Not all liberals are Jews, says Sontag, but Jews have shown a peculiar affinity for liberal and reformist causes. Not all girls and gays like Charli XCX, but her fan base consist to a large degree by girls and gays. So, not all sub art world adjacents have Post-ironic taste, but sub art world adjacents by and large constitute the vanguard – and the most articulate audience – of Post-irony.
Camp, Sontag writes, is generous – it wants to enjoy. Post-irony, by contrast, tends to cater to a rather slim audience consisting of the ones “in the know” and those who understand the often reference-laden content. But it is hedonistic.
Post-ironists are often perpetrators of the tyranny of cringe. An assertion that is either clearly ironic or sincere is often considered cringe. Think sincere political activism or ironic millennial minion memes. TW, sincerity: The only way to avoid being cringe in certain scenes is to be Post-ironic.
To question the Post-ironist and ask for clarification is also to reveal that you are not “in on the joke”. By some of its proponents you are immediately deemed antisocial and shunned, and can expect to receive a slew of personal attacks – but perhaps they’re just a joke.
This is one of the reasons that people have ceased to question the Red Scare girls (although this seems to slowly be coming back in vogue). The Post-ironist defaults into a very comfortable position as a result, protected by layers upon layers of meta so that nobody questions them. If they are criticized, they can easily deflect with additional calculated ambiguity. This can either be bad, or not matter, depending on whether the person is utilizing the device in a political or aesthetic way.
What bothers the Post-ironist more than anything is to be labeled a Post-ironist.
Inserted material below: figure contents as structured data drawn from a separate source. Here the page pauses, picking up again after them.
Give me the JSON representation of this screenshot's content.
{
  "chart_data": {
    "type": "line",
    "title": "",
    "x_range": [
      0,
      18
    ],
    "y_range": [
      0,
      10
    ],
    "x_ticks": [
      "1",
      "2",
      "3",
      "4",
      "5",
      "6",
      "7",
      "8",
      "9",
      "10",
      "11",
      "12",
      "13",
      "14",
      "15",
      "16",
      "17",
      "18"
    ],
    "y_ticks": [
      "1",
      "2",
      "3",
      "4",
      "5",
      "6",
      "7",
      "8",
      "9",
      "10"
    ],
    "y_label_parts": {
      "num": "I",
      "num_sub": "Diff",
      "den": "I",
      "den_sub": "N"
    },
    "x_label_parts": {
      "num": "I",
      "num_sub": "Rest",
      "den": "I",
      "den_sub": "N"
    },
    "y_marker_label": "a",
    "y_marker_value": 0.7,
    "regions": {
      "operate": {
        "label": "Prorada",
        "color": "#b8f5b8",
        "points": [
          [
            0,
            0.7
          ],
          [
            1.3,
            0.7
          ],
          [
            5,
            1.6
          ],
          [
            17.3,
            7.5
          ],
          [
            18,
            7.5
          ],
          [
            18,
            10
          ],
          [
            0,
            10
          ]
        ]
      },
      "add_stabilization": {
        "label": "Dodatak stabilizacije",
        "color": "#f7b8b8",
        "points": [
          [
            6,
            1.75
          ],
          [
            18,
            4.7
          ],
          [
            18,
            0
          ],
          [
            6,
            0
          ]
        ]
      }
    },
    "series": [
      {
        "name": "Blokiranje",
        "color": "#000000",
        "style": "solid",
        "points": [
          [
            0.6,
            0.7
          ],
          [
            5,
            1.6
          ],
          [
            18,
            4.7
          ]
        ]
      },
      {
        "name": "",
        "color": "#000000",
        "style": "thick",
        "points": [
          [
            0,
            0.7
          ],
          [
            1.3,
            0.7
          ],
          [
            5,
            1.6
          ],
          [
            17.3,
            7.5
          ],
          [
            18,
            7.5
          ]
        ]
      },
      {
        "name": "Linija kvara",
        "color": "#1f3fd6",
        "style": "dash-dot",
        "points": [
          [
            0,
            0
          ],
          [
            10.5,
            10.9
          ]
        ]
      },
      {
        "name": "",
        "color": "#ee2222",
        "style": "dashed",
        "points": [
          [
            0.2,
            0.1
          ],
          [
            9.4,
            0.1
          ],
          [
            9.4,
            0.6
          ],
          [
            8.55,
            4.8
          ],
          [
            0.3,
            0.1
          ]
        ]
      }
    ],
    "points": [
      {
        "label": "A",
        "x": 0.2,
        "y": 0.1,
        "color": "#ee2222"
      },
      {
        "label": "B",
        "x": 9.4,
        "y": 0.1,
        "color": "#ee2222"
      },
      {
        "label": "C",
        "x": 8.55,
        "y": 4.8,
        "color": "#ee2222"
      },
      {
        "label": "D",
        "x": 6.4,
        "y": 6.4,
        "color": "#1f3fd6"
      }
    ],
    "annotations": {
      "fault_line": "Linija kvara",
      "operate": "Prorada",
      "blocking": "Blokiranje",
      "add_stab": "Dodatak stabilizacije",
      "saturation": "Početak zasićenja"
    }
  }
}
Labels, like definitions, uproot ambiguity – the Post-ironist’s instrumental tool without which the act falters on itself. Sontag touches on this in Notes on Camp – as with Camp, to talk about Post-irony is to betray it for somebody who truly wants to embrace it and live by it. Defining the term and ascribing it to somebody is therefore the strongest weapon against its problematic usages – the Post-ironist has no choice but to respond in vague ways devoid of any actual argument, since commenting on the subject matter in any real, earnest, and clear way would crumble the facade.
Post-irony is in no way inherently bad or good.
Why does somebody choose to be a Post-ironist? Because they want to utilize a simple device that makes for playful, fun literature and art. Because they’re not quite sure where they stand and want to avoid being questioned in a way that would demand that they figure it out. Because they know where they stand, and they want to spread a message but avoid taking responsibility for it.
I reserve the right to assert that intention doesn’t matter when assessing the literary quality of a work and that it is an aesthetic crime to ascribe beliefs expressed in a work of fiction or poetry to the writer.
I reserve the right to assert that intention means everything.
I reserve the right to change my mind on the matter and any definitions put forth herein.
I reserve the right to be internally inconsistent.
I reserve the right to love Post-irony.
I reserve the right to hate it.
I reserve the right to define Post-irony and to “contradict” in terms.
I reserve the right to employ the device in literary endeavors.
I reserve the right to assert that this whole piece was ironic.